La pierre détachée de la montagne (Dn 2)

« Tu as vu une pierre se détacher » (Dn 2)

Daniel interprète le songe de Nabuchodonosor

En Daniel 2, Daniel interprète le songe de « Nabuchodonosor, roi de Babylone » qui a vu une pierre, venant d’en haut, tomber et faire voler en éclat une statue composite.

Une statue composite

A travers la chute d’une statue composite, il s’agit de la chute de quatre royaumes passés ou présent au temps de l’auteur : le premier royaume avec son or est celui de Babylone, le deuxième royaume : les mèdes, (géographiquement plus bas) ; le troisième royaume, les perses avec le bronze de ses armures ; le quatrième est représenté par des jambes de fer c’est le royaume grec d’Alexandre, avec en Palestine les Ptolémides et les Séleucides (Dn 2, 40). Les pieds sont de fer et d’argile, il s’agirait alors des Séleucides dont certains rois étaient bons et certains étaient mauvais ; ou bien, au verset 43, de l’impossible union entre les Ptolémides et les Seleucides (les mariages entre les deux dynasties n’apportèrent pas la paix). [1]

Une pierre de la montagne

Quant à la pierre qui roule de la montagne, c’est un royaume qui provient de la toute puissance divine :

« Au temps de ces rois, le Dieu du Ciel dressera un royaume qui jamais ne sera détruit, et ce royaume ne passera pas à un autre peuple. Il écrasera et anéantira tous ces royaumes, et lui-même subsistera à jamais : de même, tu as vu une pierre se détacher de la montagne, sans que main l'eût touchée, et réduire en poussière fer, bronze, terre cuite, argent et or. Le Grand Dieu a fait connaître au roi ce qui doit arriver. Tel est véritablement le songe, et sûre en est l'interprétation. »

(Dn 2, 44-45)

Une prophétie, mais de quoi ?

Daniel est le premier à envisager l’histoire du monde comme une préparation au règne de Dieu. Le prophète a su voir la différence entre des royautés terrestres, qui bien qu’elles soient brillantes, puissantes, splendides, sont éphémères et de faible poids devant la gloire du Dieu qui est et qui vient.

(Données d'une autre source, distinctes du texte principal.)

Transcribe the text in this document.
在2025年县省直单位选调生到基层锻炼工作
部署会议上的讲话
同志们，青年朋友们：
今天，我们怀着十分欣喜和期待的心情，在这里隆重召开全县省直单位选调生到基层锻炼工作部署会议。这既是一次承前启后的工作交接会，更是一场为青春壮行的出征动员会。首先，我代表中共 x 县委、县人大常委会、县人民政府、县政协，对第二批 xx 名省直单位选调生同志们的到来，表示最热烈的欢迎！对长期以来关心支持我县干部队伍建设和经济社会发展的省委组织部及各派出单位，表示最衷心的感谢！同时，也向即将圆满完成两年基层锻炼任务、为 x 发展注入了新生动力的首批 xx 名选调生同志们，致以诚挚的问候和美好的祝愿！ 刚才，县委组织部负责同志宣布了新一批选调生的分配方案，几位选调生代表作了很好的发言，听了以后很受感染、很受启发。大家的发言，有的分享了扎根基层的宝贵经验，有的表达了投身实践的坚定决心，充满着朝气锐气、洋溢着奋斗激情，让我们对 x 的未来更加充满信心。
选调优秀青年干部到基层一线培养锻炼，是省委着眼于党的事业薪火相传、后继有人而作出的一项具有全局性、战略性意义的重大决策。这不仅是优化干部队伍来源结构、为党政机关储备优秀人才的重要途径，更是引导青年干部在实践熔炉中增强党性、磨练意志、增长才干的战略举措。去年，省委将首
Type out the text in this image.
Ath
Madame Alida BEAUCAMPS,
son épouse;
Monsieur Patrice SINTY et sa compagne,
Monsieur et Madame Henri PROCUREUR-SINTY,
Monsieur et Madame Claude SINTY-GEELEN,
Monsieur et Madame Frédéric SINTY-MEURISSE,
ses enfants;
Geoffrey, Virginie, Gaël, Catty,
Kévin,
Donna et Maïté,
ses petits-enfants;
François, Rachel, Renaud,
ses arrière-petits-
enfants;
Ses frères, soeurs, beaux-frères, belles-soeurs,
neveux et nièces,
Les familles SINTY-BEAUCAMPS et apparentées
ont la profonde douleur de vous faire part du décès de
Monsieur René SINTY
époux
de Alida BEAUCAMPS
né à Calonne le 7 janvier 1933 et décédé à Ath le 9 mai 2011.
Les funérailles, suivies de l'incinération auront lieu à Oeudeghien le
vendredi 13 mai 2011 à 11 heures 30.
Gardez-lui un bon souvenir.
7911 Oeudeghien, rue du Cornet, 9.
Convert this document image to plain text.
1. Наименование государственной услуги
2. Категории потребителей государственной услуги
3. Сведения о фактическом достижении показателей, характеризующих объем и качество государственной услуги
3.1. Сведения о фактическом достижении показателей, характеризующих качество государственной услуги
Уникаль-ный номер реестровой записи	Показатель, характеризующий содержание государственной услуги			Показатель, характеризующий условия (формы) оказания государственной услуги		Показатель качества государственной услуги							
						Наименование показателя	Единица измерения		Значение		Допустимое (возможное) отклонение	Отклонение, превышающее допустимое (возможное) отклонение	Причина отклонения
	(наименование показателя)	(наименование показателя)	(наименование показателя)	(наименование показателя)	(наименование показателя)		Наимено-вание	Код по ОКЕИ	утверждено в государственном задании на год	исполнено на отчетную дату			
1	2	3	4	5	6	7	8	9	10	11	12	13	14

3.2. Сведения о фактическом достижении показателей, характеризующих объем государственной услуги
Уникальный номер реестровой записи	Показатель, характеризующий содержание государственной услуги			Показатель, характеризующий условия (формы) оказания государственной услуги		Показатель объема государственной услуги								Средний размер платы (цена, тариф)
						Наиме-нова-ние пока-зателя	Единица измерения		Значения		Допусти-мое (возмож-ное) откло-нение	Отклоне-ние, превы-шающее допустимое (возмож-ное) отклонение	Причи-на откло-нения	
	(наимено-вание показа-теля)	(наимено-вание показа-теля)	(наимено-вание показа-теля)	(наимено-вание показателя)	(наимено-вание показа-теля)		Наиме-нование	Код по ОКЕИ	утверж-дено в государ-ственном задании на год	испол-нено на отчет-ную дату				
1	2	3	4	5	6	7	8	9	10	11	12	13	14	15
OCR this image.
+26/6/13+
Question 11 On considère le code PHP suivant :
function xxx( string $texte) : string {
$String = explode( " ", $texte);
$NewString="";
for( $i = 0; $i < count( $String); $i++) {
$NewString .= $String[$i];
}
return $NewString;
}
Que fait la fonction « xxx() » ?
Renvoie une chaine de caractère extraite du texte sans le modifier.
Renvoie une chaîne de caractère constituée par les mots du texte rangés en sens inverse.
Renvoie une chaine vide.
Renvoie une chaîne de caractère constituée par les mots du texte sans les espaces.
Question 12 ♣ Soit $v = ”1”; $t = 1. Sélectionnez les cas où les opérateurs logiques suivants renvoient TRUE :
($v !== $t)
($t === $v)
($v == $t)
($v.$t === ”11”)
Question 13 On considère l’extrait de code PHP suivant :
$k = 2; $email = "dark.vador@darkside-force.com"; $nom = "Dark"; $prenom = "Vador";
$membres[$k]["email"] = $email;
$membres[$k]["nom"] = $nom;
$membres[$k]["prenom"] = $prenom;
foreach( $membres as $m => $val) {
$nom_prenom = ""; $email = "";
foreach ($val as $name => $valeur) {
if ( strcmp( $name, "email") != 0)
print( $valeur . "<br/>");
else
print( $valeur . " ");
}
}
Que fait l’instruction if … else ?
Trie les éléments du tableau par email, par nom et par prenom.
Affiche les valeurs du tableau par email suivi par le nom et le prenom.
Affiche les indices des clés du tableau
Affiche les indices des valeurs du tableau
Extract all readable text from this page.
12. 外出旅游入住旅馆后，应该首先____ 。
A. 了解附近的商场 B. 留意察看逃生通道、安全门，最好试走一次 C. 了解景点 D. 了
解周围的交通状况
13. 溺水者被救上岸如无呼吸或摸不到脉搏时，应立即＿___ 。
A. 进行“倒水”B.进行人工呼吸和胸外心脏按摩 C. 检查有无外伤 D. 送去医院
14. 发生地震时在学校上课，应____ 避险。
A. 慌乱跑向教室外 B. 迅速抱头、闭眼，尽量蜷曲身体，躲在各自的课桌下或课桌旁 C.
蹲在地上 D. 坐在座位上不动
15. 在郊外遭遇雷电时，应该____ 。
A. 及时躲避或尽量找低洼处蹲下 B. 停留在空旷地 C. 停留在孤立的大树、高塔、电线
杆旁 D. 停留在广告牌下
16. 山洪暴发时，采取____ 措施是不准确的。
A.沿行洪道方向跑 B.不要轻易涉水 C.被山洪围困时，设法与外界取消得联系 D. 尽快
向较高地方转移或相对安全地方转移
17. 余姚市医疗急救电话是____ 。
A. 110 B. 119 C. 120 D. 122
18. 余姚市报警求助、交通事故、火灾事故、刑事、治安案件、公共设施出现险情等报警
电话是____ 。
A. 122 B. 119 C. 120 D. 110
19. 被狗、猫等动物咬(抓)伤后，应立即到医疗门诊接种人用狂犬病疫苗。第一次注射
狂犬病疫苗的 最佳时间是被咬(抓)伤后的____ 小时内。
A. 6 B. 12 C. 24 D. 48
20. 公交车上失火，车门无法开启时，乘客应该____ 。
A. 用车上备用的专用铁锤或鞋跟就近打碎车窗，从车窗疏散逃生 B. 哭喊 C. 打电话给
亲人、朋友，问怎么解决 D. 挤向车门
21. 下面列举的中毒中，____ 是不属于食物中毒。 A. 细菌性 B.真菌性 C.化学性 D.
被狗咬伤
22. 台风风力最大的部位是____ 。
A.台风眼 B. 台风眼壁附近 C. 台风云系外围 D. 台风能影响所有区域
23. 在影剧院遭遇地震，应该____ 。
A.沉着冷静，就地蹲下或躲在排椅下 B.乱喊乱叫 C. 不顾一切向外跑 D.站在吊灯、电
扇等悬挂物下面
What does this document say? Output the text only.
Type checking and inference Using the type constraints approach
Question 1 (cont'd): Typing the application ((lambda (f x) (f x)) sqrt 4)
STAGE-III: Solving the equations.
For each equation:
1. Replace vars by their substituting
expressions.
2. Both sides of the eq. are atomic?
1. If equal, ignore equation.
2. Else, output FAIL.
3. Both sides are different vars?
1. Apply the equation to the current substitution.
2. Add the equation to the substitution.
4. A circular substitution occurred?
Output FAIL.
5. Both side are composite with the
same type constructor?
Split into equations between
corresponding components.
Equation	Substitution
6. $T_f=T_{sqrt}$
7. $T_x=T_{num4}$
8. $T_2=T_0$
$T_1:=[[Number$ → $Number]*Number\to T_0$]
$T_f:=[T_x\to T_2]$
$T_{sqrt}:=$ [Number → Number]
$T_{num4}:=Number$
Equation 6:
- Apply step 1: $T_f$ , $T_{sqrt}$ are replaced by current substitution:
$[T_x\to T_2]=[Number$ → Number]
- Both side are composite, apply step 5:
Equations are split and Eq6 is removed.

Le peuple est sans cesse ballotté dans le jeu des grands empires, mais le prophète sait le recentrer sur le rocher inébranlable : le Dieu vivant. Le royaume est une pierre que tu as vue « se détacher de la montagne, sans que main l'eût touchée » : le royaume est l’œuvre de Dieu sans que n’interviennent les mains humaines (les armées, les pouvoirs financiers, les grands empires…).


Comme dit JOSEPH RATZINGER, BENOIT XVI :

Il ne s'agit pas de détacher le croyant de toute référence sociale et politique. Il s’agit toujours pour le peuple juif d’obéir aux dispositions sociales concrètes de la Torah [2].

A l’inverse, il ne s’agit pas d’un royaume politique en Israël qui écraserait tous les autres royaumes du monde.

La juste mesure des choses c'est qu'Israël « rapporte à sa communauté de lignage son obéissance aux dispositions sociales de la Torah et il n’en fait pas un remède politique universel. » [3]

C’est une prophétie biblique : une parole qui fait vivre et qui peut inspirer nos comportements et notre espérance, aujourd’hui encore ! Car c’est bien chaque génération (l’histoire des idéologies du XX° siècle l’a encore bien montré) qui devra s’engager socialement et construire le royaume, mais qui devra aussi faire la distinction entre les constructions humaines, qui resteront toujours humaines, avec le royaume de Dieu, qui est l’œuvre de Dieu !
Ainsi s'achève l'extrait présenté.